Transcat (NASDAQ:TRNS) offers laboratory instrument services worldwide. It works in two segments: Distribution and Service. TRNS recently announced its Q1 FY24 results. I will analyze its financial result in this report. Although its revenue has increased, I think the company is currently overvalued. Hence, I assign a hold rating on TRNS.
Financial Analysis
TRNS recently posted its Q1 FY24 results. The total revenue for Q1 FY24 was $60.5 million, a rise of 10.8% compared to Q1 FY23. Its service segment performed well, and its acquisitions benefitted them, which I believe led to an increase in its revenue. The revenue from the service segment grew by 17.6% in Q1 FY24 compared to Q1 FY23. I believe strong demand in the life sciences market boosted its revenue in the service segment. Its gross profit margin also improved to 30.8%, which was 29.3% in Q1 FY23. I believe higher productivity in its lab operations was the main reason behind the margin improvement.
However, its net income declined by 4% in Q1 FY24 compared to Q1 FY23 due to higher interest expense. In my view its performance was decent in this quarter improvement in the margins and higher revenues was an optimistic sign. In addition to improving financials, its balance sheet also improved. It had $2.1 million in cash at the end of June 2023, a rise of 40.3% compared to March 2023, and its debt also declined. TRNS appears to be financially and fundamentally sound and talking about future expectations. I believe its FY24 revenue might exceed its FY23 revenues. I am saying this because they have adopted an acquisition strategy to expand its business and boost its revenues; acquisitions played a vital role in growing its revenues in Q1 FY24, and recently it acquired SteriQual, which provides services to the life sciences and TIC-MS. If they are able to successfully integrate these acquisitions into their business, then I think their revenues and margins might improve in the coming quarters.
Technical Analysis
TRNS is trading at the $94.8 level. Since July 2022, the stock price has risen over 85%, and it is now near the all-time high of $100, which it created in November 2021. As I have marked in the chart, there is a strong resistance zone at $94-$100, and the stock price is currently in the resistance zone. I would advise investors to stay cautious at the current level because when the stock touched the resistance zone in 2021, the price fell down by 45%, and if we look at the most recent candle, we can see that there is a wick in the candle which shows that selling pressure is high at the resistance zone. So I would wait until the stock breaks the $100 level in the weekly time frame before buying it because there is a high chance that the stock might reverse or might correct from this level.

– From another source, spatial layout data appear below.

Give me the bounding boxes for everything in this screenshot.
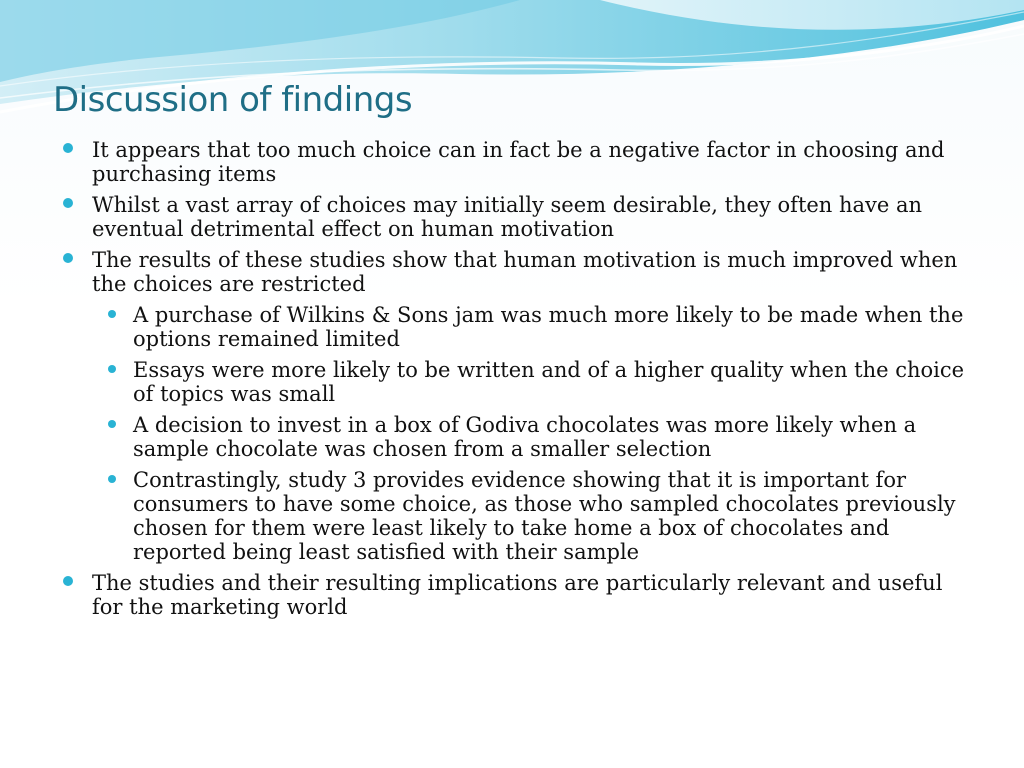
bullet-dot-icon — [63, 198, 73, 208]
bullet-list — [62, 138, 972, 619]
sub-bullet-item — [62, 358, 972, 406]
bullet-text: The results of these studies show that human motivation is much improved when the choices are restricted — [92, 248, 958, 296]
sub-bullet-item — [62, 413, 972, 461]
bullet-item — [62, 193, 972, 241]
bullet-dot-icon — [63, 143, 73, 153]
sub-bullet-text: A purchase of Wilkins & Sons jam was much more likely to be made when the options remained limited — [133, 303, 964, 351]
slide-title: Discussion of findings — [53, 80, 413, 120]
sub-bullet-text: Essays were more likely to be written and of a higher quality when the choice of topics was small — [133, 358, 965, 406]
sub-bullet-item — [62, 468, 972, 564]
sub-bullet-item — [62, 303, 972, 351]
sub-bullet-text: Contrastingly, study 3 provides evidence showing that it is important for consumers to have some choice, as those who sampled chocolates previously chosen for them were least likely to take home a box of chocolates and reported being least satisfied with their sample — [133, 468, 956, 564]
sub-bullet-dot-icon — [108, 475, 116, 483]
bullet-dot-icon — [63, 576, 73, 586]
bullet-text: The studies and their resulting implications are particularly relevant and useful for the marketing world — [92, 571, 943, 619]
bullet-item — [62, 138, 972, 186]
bullet-dot-icon — [63, 253, 73, 263]
sub-bullet-text: A decision to invest in a box of Godiva chocolates was more likely when a sample chocolate was chosen from a smaller selection — [133, 413, 917, 461]
sub-bullet-dot-icon — [108, 310, 116, 318]
slide-content — [62, 138, 972, 626]
bullet-item — [62, 248, 972, 296]
bullet-item — [62, 571, 972, 619]
bullet-text: Whilst a vast array of choices may initially seem desirable, they often have an eventual detrimental effect on human motivation — [92, 193, 923, 241]
bullet-text: It appears that too much choice can in fact be a negative factor in choosing and purchasing items — [92, 138, 945, 186]
sub-bullet-dot-icon — [108, 420, 116, 428]
sub-bullet-dot-icon — [108, 365, 116, 373]
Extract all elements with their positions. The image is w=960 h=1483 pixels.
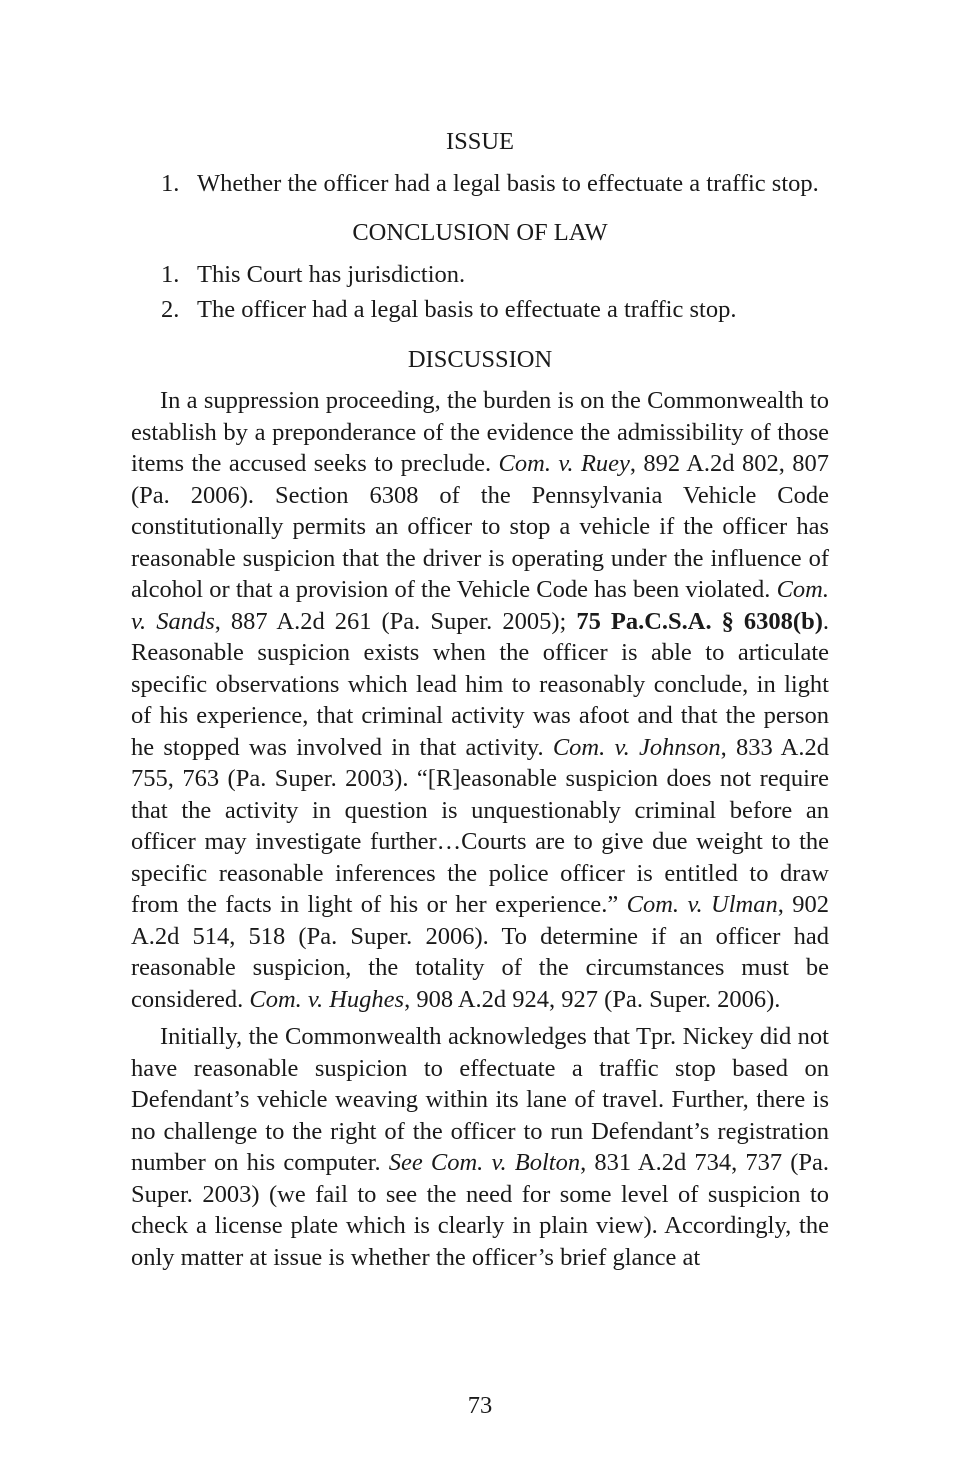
list-item (131, 168, 829, 200)
text-run: In a suppression proceeding, the burden is on the Commonwealth to establish by a preponderance of the evidence the admissibility of those items the accused seeks to preclude. (131, 387, 829, 477)
list-number: 1. (161, 169, 180, 197)
discussion-heading: DISCUSSION (407, 345, 553, 373)
page-body (131, 118, 829, 1273)
discussion-paragraph-2 (131, 1021, 829, 1273)
list-text: Whether the officer had a legal basis to effectuate a traffic stop. (197, 169, 819, 197)
text-run: , 887 A.2d 261 (Pa. Super. 2005); (214, 607, 577, 635)
discussion-paragraph-1 (131, 385, 829, 1015)
text-run: . Reasonable suspicion exists when the officer is able to articulate specific observations which lead him to reasonably conclude, in light of his experience, that criminal activity was afoot and that the person he stopped was involved in that activity. (131, 607, 829, 761)
list-item (131, 294, 829, 326)
page-number: 73 (467, 1392, 493, 1419)
case-citation: Com. v. Johnson (552, 733, 721, 761)
case-citation: See Com. v. Bolton (388, 1149, 581, 1176)
list-text: The officer had a legal basis to effectuate a traffic stop. (197, 296, 737, 323)
case-citation: Com. v. Sands (131, 576, 829, 635)
conclusion-list (131, 259, 829, 326)
issue-list (131, 168, 829, 200)
text-run: Initially, the Commonwealth acknowledges that Tpr. Nickey did not have reasonable suspicion to effectuate a traffic stop based on Defendant’s vehicle weaving within its lane of travel. Further, there is no challenge to the right of the officer to run Defendant’s registration number on his computer. (131, 1023, 829, 1176)
list-number: 1. (161, 260, 180, 288)
case-citation: Com. v. Ruey (498, 450, 630, 477)
list-item (131, 259, 829, 291)
conclusion-heading: CONCLUSION OF LAW (352, 219, 608, 246)
text-run: , 833 A.2d 755, 763 (Pa. Super. 2003). “[R]easonable suspicion does not require that the activity in question is unquestionably criminal before an officer may investigate further…Courts are to give due weight to the specific reasonable inferences the police officer is entitled to draw from the facts in light of his or her experience.” (131, 733, 829, 918)
issue-heading: ISSUE (445, 128, 515, 155)
text-run: , 908 A.2d 924, 927 (Pa. Super. 2006). (404, 985, 781, 1013)
text-run: , 892 A.2d 802, 807 (Pa. 2006). Section 6308 of the Pennsylvania Vehicle Code constitutionally permits an officer to stop a vehicle if the officer has reasonable suspicion that the driver is operating under the influence of alcohol or that a provision of the Vehicle Code has been violated. (131, 450, 829, 603)
list-text: This Court has jurisdiction. (197, 260, 466, 288)
list-number: 2. (161, 296, 180, 323)
text-run: , 902 A.2d 514, 518 (Pa. Super. 2006). To determine if an officer had reasonable suspicion, the totality of the circumstances must be considered. (131, 891, 829, 1013)
text-run: , 831 A.2d 734, 737 (Pa. Super. 2003) (we fail to see the need for some level of suspicion to check a license plate which is clearly in plain view). Accordingly, the only matter at issue is whether the officer’s brief glance at (131, 1149, 830, 1271)
case-citation: Com. v. Hughes (249, 985, 405, 1013)
statute-citation: 75 Pa.C.S.A. § 6308(b) (576, 607, 823, 635)
case-citation: Com. v. Ulman (626, 891, 778, 918)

Should One Invest In TRNS?
TRNS has a solid shareholding pattern. The institutions own 81.2% of the shares in the company, which is a positive sign. Because in companies where institutions own the majority of the stake, we see less volatility in stock price fluctuations. TRNS has shown strong growth in the past three years; they have grown their revenues consistently, and their balance sheet has also improved in Q1 FY24. But despite all these positives, I would not advise investing in it at the current level because I think it is now overvalued.
If we look at TRNS’s valuation, we can see that it is way overvalued. TRNS has a P/E [TTM] ratio of 51.28x which is way above the sector median of 17.26x, and it is not only above the sector median but also above its five-year average of 38.79x. TRNS has an EV / EBITDA [FWD] ratio of 21.58x compared to the sector median of 11.19x. It shows that it is overvalued. I know their revenues have grown consistently over the years, and high-growth companies generally trade at a higher premium, but their growth is not that significant to justify their high valuation. The company’s revenue increased by 12.5% in FY23, and the management anticipates high single-digit organic revenue growth in the services segment in FY24, which is not significant. So looking at the current growth and future growth expectations, I don’t think it deserves to trade at a higher premium. Its five-year average P/E is 38.8x, and its forward EPS is around $1.65. This gives us a share price of $64, and it is currently trading at $94.8, which shows that it is overvalued. Hence despite the positive growth, I think TRNS is overvalued, so I assign a hold rating on TRNS.
Risk
The majority of their costs for their service segment, such as those for premises, equipment, and employees, are set. As a result, companies might not be able to minimize expenses in a given quarter if revenues drop or do not increase as expected. Their operating results and quarterly revenues have fluctuated in the past and will probably continue to do so. Due to industrial operating cycles, historically, their third and fourth fiscal quarters have performed better than the first and second quarters. Their revenues and operating results may fluctuate because of changes in the industry demand for the goods and services they supply. Their stock price could drop if their operating results in some quarters fall short of what analysts and investors had anticipated.
Bottom Line
TRNS has been able to grow its revenues in the past three years, but I think the growth rate isn’t significant to justify its high valuation. In addition, its stock price is at a key level and might face rejection from the current level. Hence, I assign a hold rating on TRNS.